The thing that required most attention was clarifying what I wanted to do. I noticed that until I have not well clarified what I want to visualize, any attempt is a struggle. On the other hand, after careful reflection of what it is that we want to see, it becomes much easier to obtain it. In particular, the heatmaps required some thought in order to clarify that for each (time, weekday) couple we needed to reduce all the points their median and use the long or wide form based on whether we were using plotly’s 3D surface or ggplot2’s heatmap.
What was surprising to me what how clearly the patterns of liquidity and volatility emerged and how clear this difference is when some markets are open or not. In particular, we have seen that despite the fact that the EUREX Exchange is open between 8:00 and 22:00, most of the activity in terms of liquidity and volatility happens between 9:00 and 17:30, i.e. the times when the London Stock Exchange is open. It was interesting to notice that activity fades after 17:30 despite the fact that the New York Stock Exchange is open until 22:00 CET.

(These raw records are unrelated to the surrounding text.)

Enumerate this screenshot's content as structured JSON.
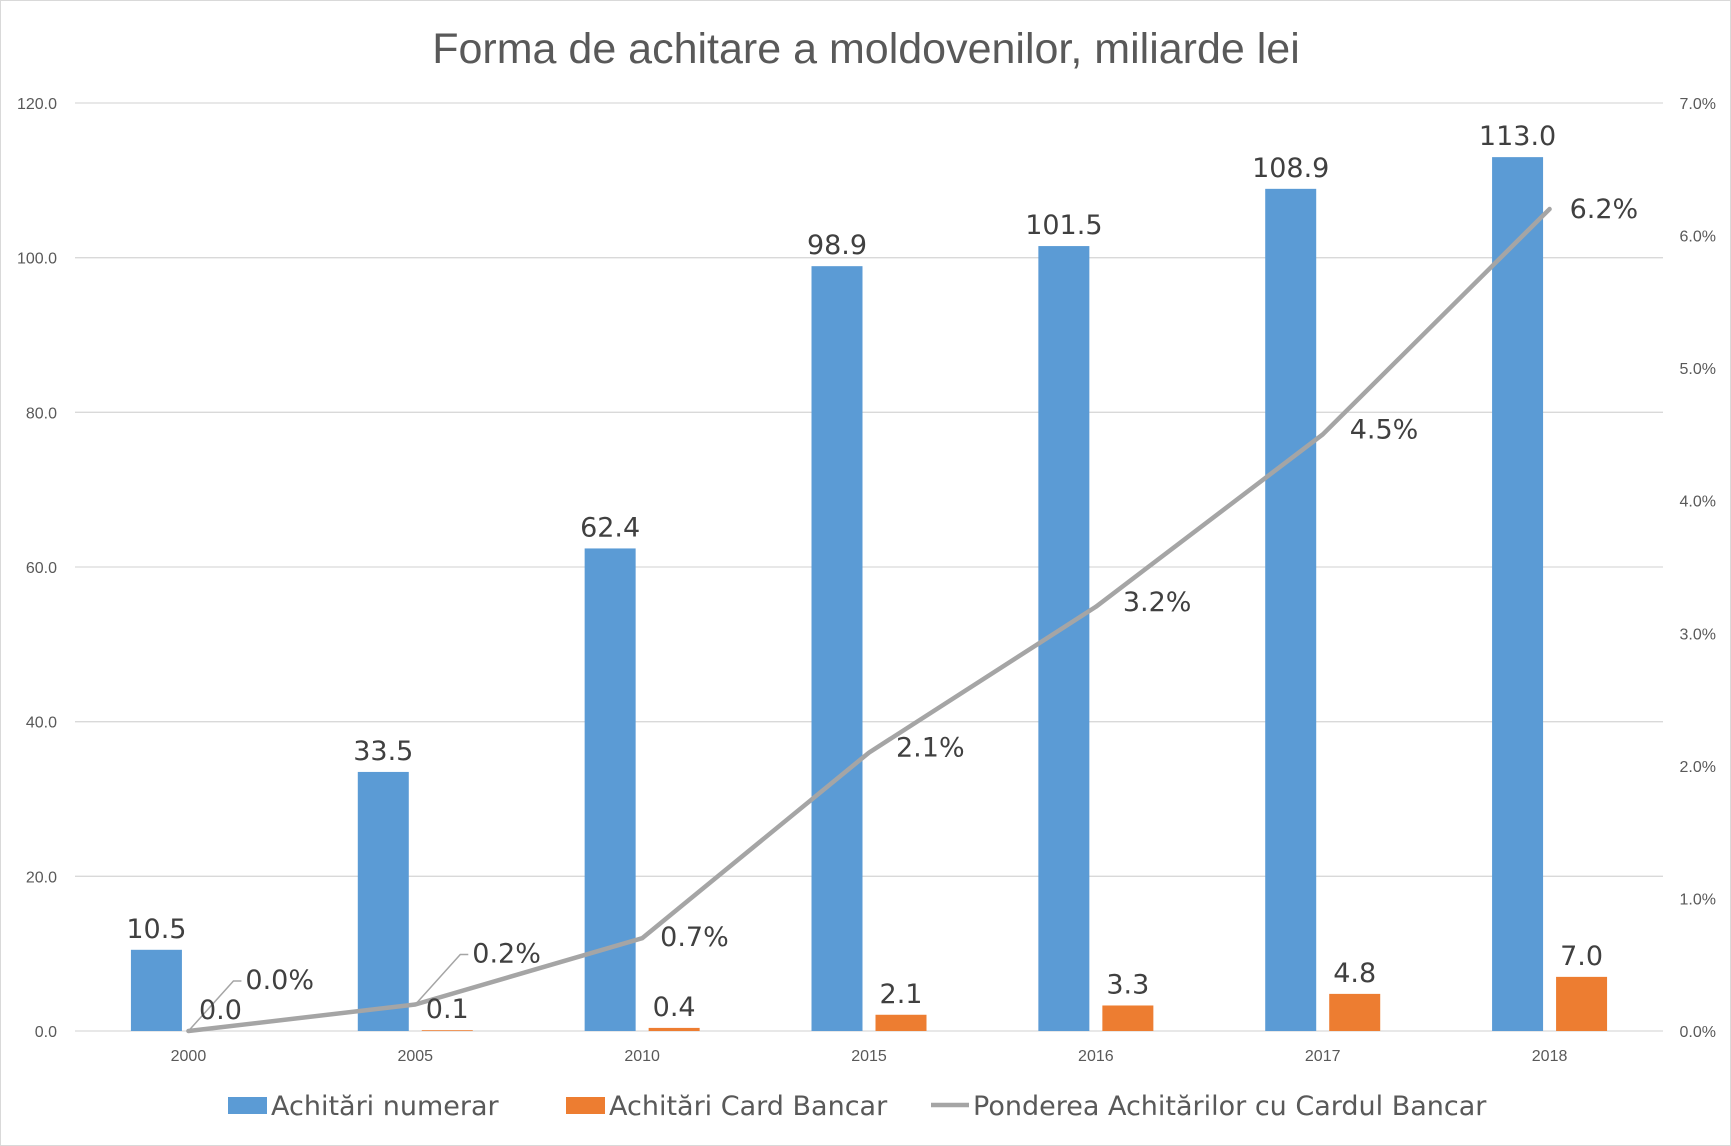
{
  "chart_data": {
    "type": "bar",
    "title": "Forma de achitare a moldovenilor, miliarde lei",
    "categories": [
      "2000",
      "2005",
      "2010",
      "2015",
      "2016",
      "2017",
      "2018"
    ],
    "ylim": [
      0,
      120
    ],
    "y2lim": [
      0,
      7
    ],
    "y_ticks": [
      "0.0",
      "20.0",
      "40.0",
      "60.0",
      "80.0",
      "100.0",
      "120.0"
    ],
    "y2_ticks": [
      "0.0%",
      "1.0%",
      "2.0%",
      "3.0%",
      "4.0%",
      "5.0%",
      "6.0%",
      "7.0%"
    ],
    "grid": true,
    "legend_position": "bottom",
    "series": [
      {
        "name": "Achitări numerar",
        "type": "bar",
        "axis": "left",
        "color": "#5b9bd5",
        "values": [
          10.5,
          33.5,
          62.4,
          98.9,
          101.5,
          108.9,
          113.0
        ],
        "labels": [
          "10.5",
          "33.5",
          "62.4",
          "98.9",
          "101.5",
          "108.9",
          "113.0"
        ]
      },
      {
        "name": "Achitări Card Bancar",
        "type": "bar",
        "axis": "left",
        "color": "#ed7d31",
        "values": [
          0.0,
          0.1,
          0.4,
          2.1,
          3.3,
          4.8,
          7.0
        ],
        "labels": [
          "0.0",
          "0.1",
          "0.4",
          "2.1",
          "3.3",
          "4.8",
          "7.0"
        ]
      },
      {
        "name": "Ponderea Achitărilor cu Cardul Bancar",
        "type": "line",
        "axis": "right",
        "color": "#a5a5a5",
        "values": [
          0.0,
          0.2,
          0.7,
          2.1,
          3.2,
          4.5,
          6.2
        ],
        "labels": [
          "0.0%",
          "0.2%",
          "0.7%",
          "2.1%",
          "3.2%",
          "4.5%",
          "6.2%"
        ]
      }
    ]
  }
}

Further exploration of the data might include doing the same heatmaps only between 9:00 and 17:30, i.e. only when the London Stock Exchange and most other European exchanges are open, under the assumption that the ‘real’ trading day is between 9:00 and 17:30. Therefore, it may be interesting to re-assess what is high, medium or low level of liquidity, volatility or other features in that subset of the data which is constituted by what we have arguably named the ‘real’ trading day. Moreover, a trader might want to do a heatmap of the performance of their model as a function of time of day and day of week and compare it to the heatmaps of liquidity, volatility and other features, in order to obtain a visual intuition of whether its model performs better or worse when the features have take a certain value range.